Saturday, August 26, 2023

Three Films Make A Post: A gripping puzzle of pursuit and escape

The Lurking Fear (2023): I’m not enough of an optimist to expect something like a Tubi adaptation of one of Lovecraft’s worst – though also fun despite of itself – stories to be much good, even though you could arguably make a nice ninety minute piece of pulp entertainment out of the material. What we actually get in Darren Dalton’s film is a bit of mock-POV horror, followed by long, long, long sequences of characters wandering through underground tunnels, disrupted by bad make-up effects and what the film laughingly calls its plot. Add to that an inability to edit action sequences or parallel plot lines – of different character groupings wandering through those damn tunnels, so don’t get too excited – that borders on the anti-genius (the Anti-Christ’s less fun brother), and not even Robert Davi playing a bad guy wearing a ridiculous hat can do much to save this thing.
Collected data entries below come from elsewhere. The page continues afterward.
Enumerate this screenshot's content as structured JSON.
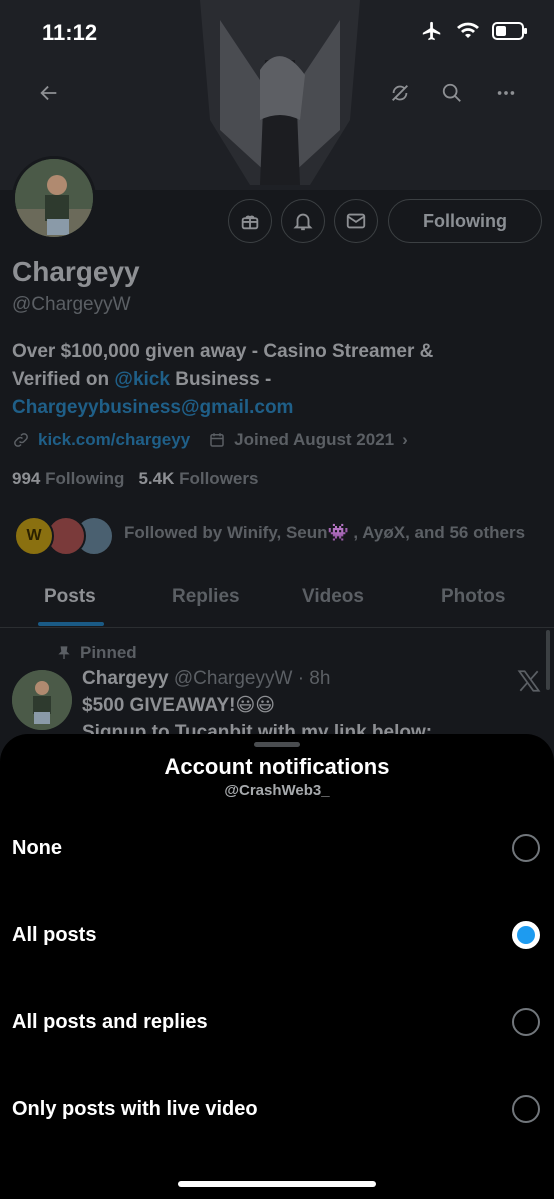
{
  "status_bar": {
    "time": "11:12"
  },
  "profile": {
    "name": "Chargeyy",
    "handle": "@ChargeyyW",
    "following_button": "Following",
    "bio_1": "Over $100,000 given away - Casino Streamer &",
    "bio_2_prefix": "Verified on ",
    "bio_2_mention": "@kick",
    "bio_2_suffix": " Business -",
    "bio_email": "Chargeyybusiness@gmail.com",
    "website": "kick.com/chargeyy",
    "joined": "Joined August 2021",
    "following_count": "994",
    "following_label": "Following",
    "followers_count": "5.4K",
    "followers_label": "Followers",
    "followed_by": "Followed by Winify, Seun👾 , AyøX, and 56 others"
  },
  "tabs": [
    "Posts",
    "Replies",
    "Videos",
    "Photos"
  ],
  "post": {
    "pinned_label": "Pinned",
    "author": "Chargeyy",
    "meta": "@ChargeyyW · 8h",
    "text_1": "$500 GIVEAWAY!😃😃",
    "text_2": "Signup to Tucanbit with my link below:"
  },
  "sheet": {
    "title": "Account notifications",
    "subtitle": "@CrashWeb3_",
    "options": [
      {
        "label": "None",
        "selected": false
      },
      {
        "label": "All posts",
        "selected": true
      },
      {
        "label": "All posts and replies",
        "selected": false
      },
      {
        "label": "Only posts with live video",
        "selected": false
      }
    ]
  },
  "colors": {
    "accent": "#1d9bf0",
    "sheet_bg": "#000000",
    "page_bg": "#16181c"
  },
  "icons": [
    "back-arrow-icon",
    "refresh-icon",
    "search-icon",
    "more-icon",
    "gift-icon",
    "bell-icon",
    "mail-icon",
    "link-icon",
    "calendar-icon",
    "pin-icon",
    "x-logo-icon",
    "airplane-icon",
    "wifi-icon",
    "battery-icon"
  ]
}
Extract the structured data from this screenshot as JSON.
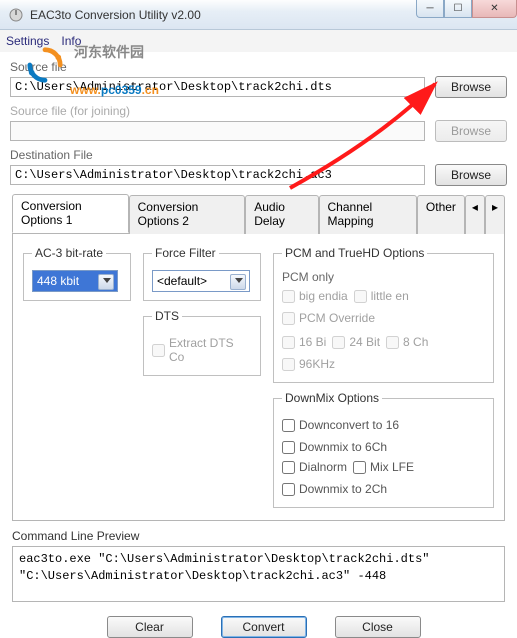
{
  "window": {
    "title": "EAC3to Conversion Utility  v2.00"
  },
  "menu": {
    "settings": "Settings",
    "info": "Info"
  },
  "watermark": {
    "text1": "www.",
    "text2": "pc0359",
    "text3": ".cn",
    "cn": "河东软件园"
  },
  "source": {
    "label": "Source file",
    "value": "C:\\Users\\Administrator\\Desktop\\track2chi.dts",
    "browse": "Browse"
  },
  "source2": {
    "label": "Source file (for joining)",
    "value": "",
    "browse": "Browse"
  },
  "dest": {
    "label": "Destination File",
    "value": "C:\\Users\\Administrator\\Desktop\\track2chi.ac3",
    "browse": "Browse"
  },
  "tabs": {
    "t1": "Conversion Options 1",
    "t2": "Conversion Options 2",
    "t3": "Audio Delay",
    "t4": "Channel Mapping",
    "t5": "Other"
  },
  "options": {
    "bitrate_legend": "AC-3 bit-rate",
    "bitrate_value": "448 kbit",
    "force_legend": "Force Filter",
    "force_value": "<default>",
    "dts_legend": "DTS",
    "dts_extract": "Extract DTS Co",
    "pcm_legend": "PCM and TrueHD Options",
    "pcm_only": "PCM only",
    "big_endian": "big endia",
    "little_en": "little en",
    "pcm_override": "PCM Override",
    "b16": "16 Bi",
    "b24": "24 Bit",
    "ch8": "8 Ch",
    "khz96": "96KHz",
    "downmix_legend": "DownMix Options",
    "downconv16": "Downconvert to 16",
    "down6": "Downmix to 6Ch",
    "dialnorm": "Dialnorm",
    "mixlfe": "Mix LFE",
    "down2": "Downmix to 2Ch"
  },
  "cmd": {
    "legend": "Command Line Preview",
    "text": "eac3to.exe \"C:\\Users\\Administrator\\Desktop\\track2chi.dts\" \"C:\\Users\\Administrator\\Desktop\\track2chi.ac3\" -448"
  },
  "footer": {
    "clear": "Clear",
    "convert": "Convert",
    "close": "Close"
  }
}
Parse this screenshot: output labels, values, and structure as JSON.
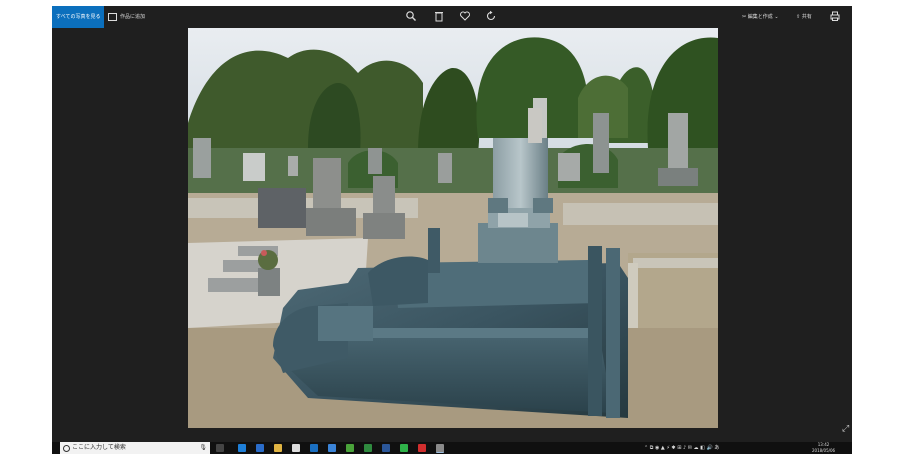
{
  "toolbar": {
    "back_label": "すべての写真を見る",
    "create_label": "作品に追加",
    "edit_label": "編集と作成",
    "share_label": "共有"
  },
  "taskbar": {
    "search_placeholder": "ここに入力して検索",
    "tray_text": "⌃ ⧉ ◉ ▲ ⚡ ✱ ⊞ ♪ ✉ ☁ ◧ 🔊 あ",
    "time": "13:42",
    "date": "2018/05/06"
  },
  "icons": [
    "zoom-icon",
    "delete-icon",
    "heart-icon",
    "rotate-icon",
    "edit-icon",
    "share-icon",
    "print-icon",
    "expand-icon",
    "search-icon",
    "mic-icon",
    "windows-icon"
  ]
}
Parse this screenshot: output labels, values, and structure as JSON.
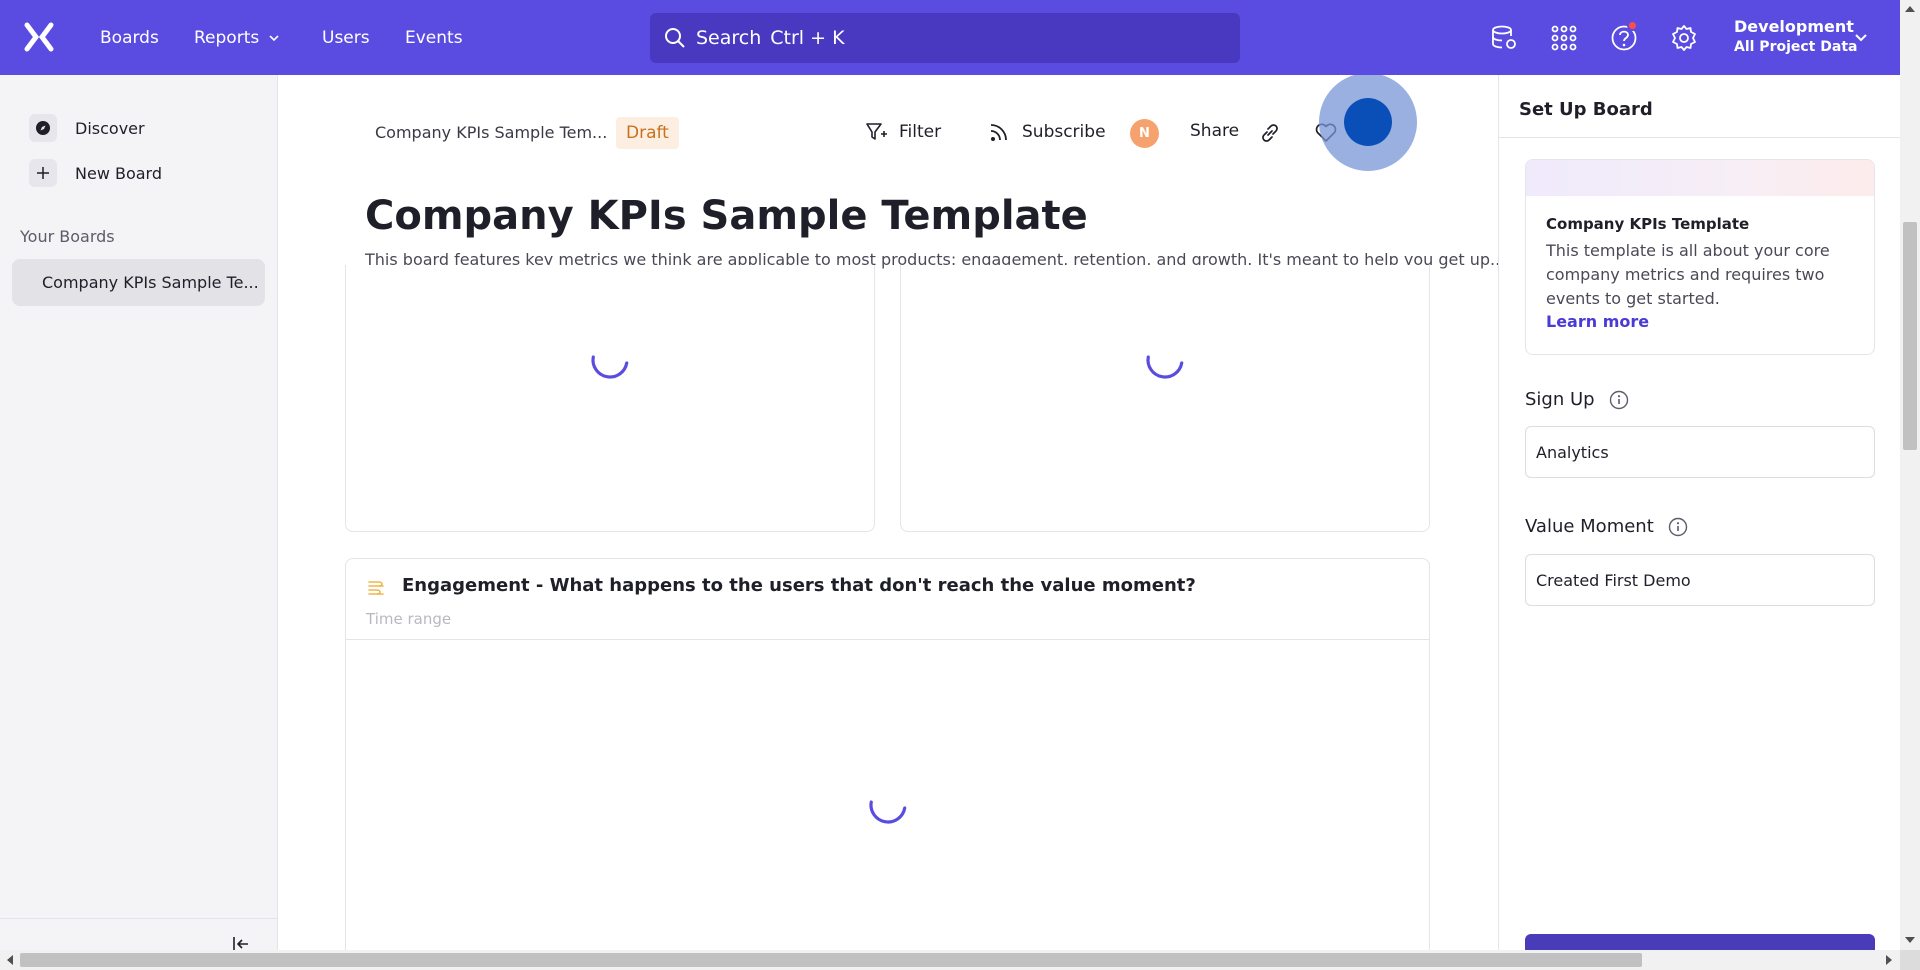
{
  "nav": {
    "logo": "mixpanel-logo",
    "links": [
      "Boards",
      "Reports",
      "Users",
      "Events"
    ],
    "search_label": "Search",
    "search_shortcut": "Ctrl + K",
    "project_name": "Development",
    "project_scope": "All Project Data"
  },
  "sidebar": {
    "items": [
      {
        "label": "Discover",
        "icon": "compass-icon"
      },
      {
        "label": "New Board",
        "icon": "plus-icon"
      }
    ],
    "section_heading": "Your Boards",
    "boards": [
      "Company KPIs Sample Te..."
    ]
  },
  "board": {
    "breadcrumb": "Company KPIs Sample Tem...",
    "status": "Draft",
    "toolbar": {
      "filter": "Filter",
      "subscribe": "Subscribe",
      "avatar_initial": "N",
      "share": "Share"
    },
    "title": "Company KPIs Sample Template",
    "description": "This board features key metrics we think are applicable to most products: engagement, retention, and growth. It's meant to help you get up..."
  },
  "cards": {
    "engagement_title": "Engagement - What happens to the users that don't reach the value moment?",
    "engagement_subtitle": "Time range"
  },
  "setup_panel": {
    "title": "Set Up Board",
    "template_name": "Company KPIs Template",
    "template_text": "This template is all about your core company metrics and requires two events to get started.",
    "learn_more": "Learn more",
    "signup_label": "Sign Up",
    "signup_value": "Analytics",
    "value_moment_label": "Value Moment",
    "value_moment_value": "Created First Demo"
  },
  "colors": {
    "brand": "#5a4ce0",
    "accent_link": "#4a3bd6",
    "draft_bg": "#fcefe2",
    "draft_text": "#c9721c",
    "spinner": "#5a4ce0"
  }
}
Reportage November (2022): In some aspects this fake documentary style piece of POV horror from Sweden by Carl Sundström is a bit more competently made than your usual movie about filmmakers/ghost hunters/random fools walking panicked through the woods, wielding cameras. At least, the script seems to have a basic understanding of dramatic structure, so there’s a pleasant lack of scenes where characters just fart around, and the plot progresses in a reasonable and mostly efficient manner.

Of course, the narrative still only works like the filmmakers want it to because a quartet of supposed professionals acts ridiculously unprofessional, and most of it consists of the usual tropes and clichés of your typical wood wandering POV horror movie (without the green night camera, though), with a bit of a vague conspiracy angle pasted on. It’s still watchable, which is more than I’d say about many of its peers. Plus, at least the forests are Swedish for a change.

The Odessa File (1974): Ronald Neame’s Odessa File recommends itself mainly through its very post-War sensibility, a portrayal of an early 70s Europe that still lies under the shadow of the kind of people responsible for World War II. This makes it unpleasantly topical in a Europe where the Right is on the rise yet again. And like the Nazis here, there’s still the assumption of victimhood, the pretence at culture, and so on, and so forth coming from these people. The films hits the tone of parts of particularly German post-War culture and the things it liked to hide from itself rather well, so much so that its more contrived conspiracy elements as well as its general sense of paranoia feel plausibly grounded.

As a thriller, the film’s pacing tends to be a little slow, but once it gets going, it does develop more than enough drive to satisfy. The acting, with a merry mix of German and British actors playing the Nazis, and Jon Voight pretending to be Gerrman, as well, is strong throughout. Maximilian Schell hits the note of the whiny, self-satisfied mass murderer, particularly well.